The website Snagfilms usually gets pegged as “Hulu for documentaries”—a pretty generous comparison when I think about how many episodes of 30 Rock I’ve watched on our Mac. But while Hulu gives a chance for major TV networks to distribute shows both popular and flagging, Snagfilms shines its spotlight on filmmakers with far less funding and exposure. Most of its documentaries were created in the last ten years, but historians of the recent-but-not-too-recent past will also find ample reasons to browse.

For starters, take a look at Peter Rosen’s beautifully shot 1971 documentary Bright College Years on the student uprisings at Yale in the late 1960s.  It was included in PBS’s “Sixties Legacy” series, first aired in 1979—suggesting just how quickly the decade was commemorated and mourned.

Nick Broomfield’s Tattooed Tears from 1978, meanwhile, provides a look at a maximum security juvenile correctional facility in California. And for something completely different, check out Broomfield’s wry documentary about the British class system, 1973’s Proud to Be British.

The archive also includes some fascinating (if sometimes slow) profiles of artists, including Alfred Hitchcock, Peter Sellers, and Orson Welles. The oddest of these by far, however, is Henry Miller Asleep and Awake, a 1975 tour of the famed novelist’s bathroom. Yes. His bathroom, covered with photographs of every subject from “maniacs to whores.” In other words, what you would more or less expect from the author of Tropic of Cancer. As Miller explains, “People often come in here and get lost.
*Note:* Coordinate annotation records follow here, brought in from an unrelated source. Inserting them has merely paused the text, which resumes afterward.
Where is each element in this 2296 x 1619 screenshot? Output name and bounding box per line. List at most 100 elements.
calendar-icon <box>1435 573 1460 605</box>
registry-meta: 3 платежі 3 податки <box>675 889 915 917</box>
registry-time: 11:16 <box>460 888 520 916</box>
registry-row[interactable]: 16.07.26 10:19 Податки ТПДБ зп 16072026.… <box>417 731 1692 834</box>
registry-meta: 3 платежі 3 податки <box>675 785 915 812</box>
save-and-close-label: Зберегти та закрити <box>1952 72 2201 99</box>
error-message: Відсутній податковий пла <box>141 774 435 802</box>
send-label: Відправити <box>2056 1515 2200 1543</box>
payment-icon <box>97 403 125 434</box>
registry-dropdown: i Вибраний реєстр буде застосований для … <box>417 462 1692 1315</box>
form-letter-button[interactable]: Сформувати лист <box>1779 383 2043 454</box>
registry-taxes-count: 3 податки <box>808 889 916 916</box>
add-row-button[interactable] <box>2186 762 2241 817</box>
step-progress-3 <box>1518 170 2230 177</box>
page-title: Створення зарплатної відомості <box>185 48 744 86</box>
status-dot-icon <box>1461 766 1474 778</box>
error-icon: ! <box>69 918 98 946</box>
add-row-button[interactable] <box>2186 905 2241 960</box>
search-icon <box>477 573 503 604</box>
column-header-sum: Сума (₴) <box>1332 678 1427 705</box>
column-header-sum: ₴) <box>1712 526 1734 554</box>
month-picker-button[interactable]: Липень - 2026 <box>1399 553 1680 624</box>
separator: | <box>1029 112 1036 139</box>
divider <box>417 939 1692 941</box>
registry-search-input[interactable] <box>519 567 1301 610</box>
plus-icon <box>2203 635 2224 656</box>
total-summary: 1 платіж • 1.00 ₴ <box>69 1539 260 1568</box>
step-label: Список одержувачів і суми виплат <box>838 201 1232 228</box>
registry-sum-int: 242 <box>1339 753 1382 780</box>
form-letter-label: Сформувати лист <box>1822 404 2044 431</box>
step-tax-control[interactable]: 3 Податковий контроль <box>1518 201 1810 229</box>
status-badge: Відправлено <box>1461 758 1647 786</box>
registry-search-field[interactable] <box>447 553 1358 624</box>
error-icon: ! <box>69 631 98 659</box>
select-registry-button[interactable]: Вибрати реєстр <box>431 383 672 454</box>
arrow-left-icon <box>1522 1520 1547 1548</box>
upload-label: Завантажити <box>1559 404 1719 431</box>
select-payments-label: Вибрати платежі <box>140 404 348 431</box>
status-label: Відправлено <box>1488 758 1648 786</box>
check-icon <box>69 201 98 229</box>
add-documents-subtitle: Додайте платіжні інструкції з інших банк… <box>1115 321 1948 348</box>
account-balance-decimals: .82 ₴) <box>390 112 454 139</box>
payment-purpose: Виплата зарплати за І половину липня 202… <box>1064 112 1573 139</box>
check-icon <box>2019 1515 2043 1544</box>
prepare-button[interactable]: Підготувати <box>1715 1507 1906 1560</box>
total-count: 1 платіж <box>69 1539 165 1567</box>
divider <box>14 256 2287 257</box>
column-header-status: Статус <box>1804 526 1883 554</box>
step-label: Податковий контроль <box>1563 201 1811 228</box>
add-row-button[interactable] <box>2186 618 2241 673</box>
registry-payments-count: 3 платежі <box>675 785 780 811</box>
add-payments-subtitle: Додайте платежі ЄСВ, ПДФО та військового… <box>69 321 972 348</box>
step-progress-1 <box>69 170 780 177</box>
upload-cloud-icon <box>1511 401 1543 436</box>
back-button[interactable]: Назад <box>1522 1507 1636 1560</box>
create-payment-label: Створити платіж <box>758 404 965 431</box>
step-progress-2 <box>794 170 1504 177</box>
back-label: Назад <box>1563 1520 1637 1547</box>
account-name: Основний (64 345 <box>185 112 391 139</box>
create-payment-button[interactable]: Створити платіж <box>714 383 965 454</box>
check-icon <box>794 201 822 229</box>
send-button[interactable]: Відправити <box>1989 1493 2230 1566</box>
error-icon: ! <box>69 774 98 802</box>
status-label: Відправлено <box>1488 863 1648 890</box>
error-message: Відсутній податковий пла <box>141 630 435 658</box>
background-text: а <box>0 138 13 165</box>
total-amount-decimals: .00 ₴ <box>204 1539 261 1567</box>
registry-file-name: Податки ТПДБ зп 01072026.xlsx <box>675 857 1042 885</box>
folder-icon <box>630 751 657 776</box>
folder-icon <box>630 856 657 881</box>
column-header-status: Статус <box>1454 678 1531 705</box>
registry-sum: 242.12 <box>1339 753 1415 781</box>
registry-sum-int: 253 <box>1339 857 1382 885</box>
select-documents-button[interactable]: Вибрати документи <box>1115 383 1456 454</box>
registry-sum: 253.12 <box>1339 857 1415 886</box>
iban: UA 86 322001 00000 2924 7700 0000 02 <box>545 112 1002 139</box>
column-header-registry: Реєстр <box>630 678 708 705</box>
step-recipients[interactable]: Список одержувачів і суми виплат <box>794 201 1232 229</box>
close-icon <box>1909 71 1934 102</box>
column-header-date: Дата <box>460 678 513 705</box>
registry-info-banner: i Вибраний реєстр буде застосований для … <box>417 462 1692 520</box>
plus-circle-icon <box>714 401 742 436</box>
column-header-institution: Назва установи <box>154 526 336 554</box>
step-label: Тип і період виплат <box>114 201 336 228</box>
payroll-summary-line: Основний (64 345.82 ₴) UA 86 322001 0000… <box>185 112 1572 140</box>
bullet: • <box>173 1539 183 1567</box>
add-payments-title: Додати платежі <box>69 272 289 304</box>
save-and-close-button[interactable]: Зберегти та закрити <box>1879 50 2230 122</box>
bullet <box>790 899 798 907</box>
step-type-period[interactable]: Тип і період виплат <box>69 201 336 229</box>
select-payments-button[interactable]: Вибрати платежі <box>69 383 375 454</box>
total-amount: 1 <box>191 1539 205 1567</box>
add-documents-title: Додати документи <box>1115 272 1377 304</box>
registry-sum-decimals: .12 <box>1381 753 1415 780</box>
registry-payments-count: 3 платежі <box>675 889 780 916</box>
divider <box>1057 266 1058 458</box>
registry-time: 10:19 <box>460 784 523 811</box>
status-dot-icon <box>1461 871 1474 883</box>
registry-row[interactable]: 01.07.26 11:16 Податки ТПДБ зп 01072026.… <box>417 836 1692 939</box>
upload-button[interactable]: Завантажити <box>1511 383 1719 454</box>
They’re in here for, I don’t know how long, and I imagine maybe something happened, that they got constipated or something. But it isn’t that of course. They get fascinated with these pictures.” A little like looking at Jung’s Red Book.

Just two more for your weekend viewing: See what happens when a 7th grade class establishes its own imaginary country in 1979’s The Ruling Classroom. And for all you Internet addicts, see what happens when three college students give up their computers for three weeks in 2008’s Disconnected.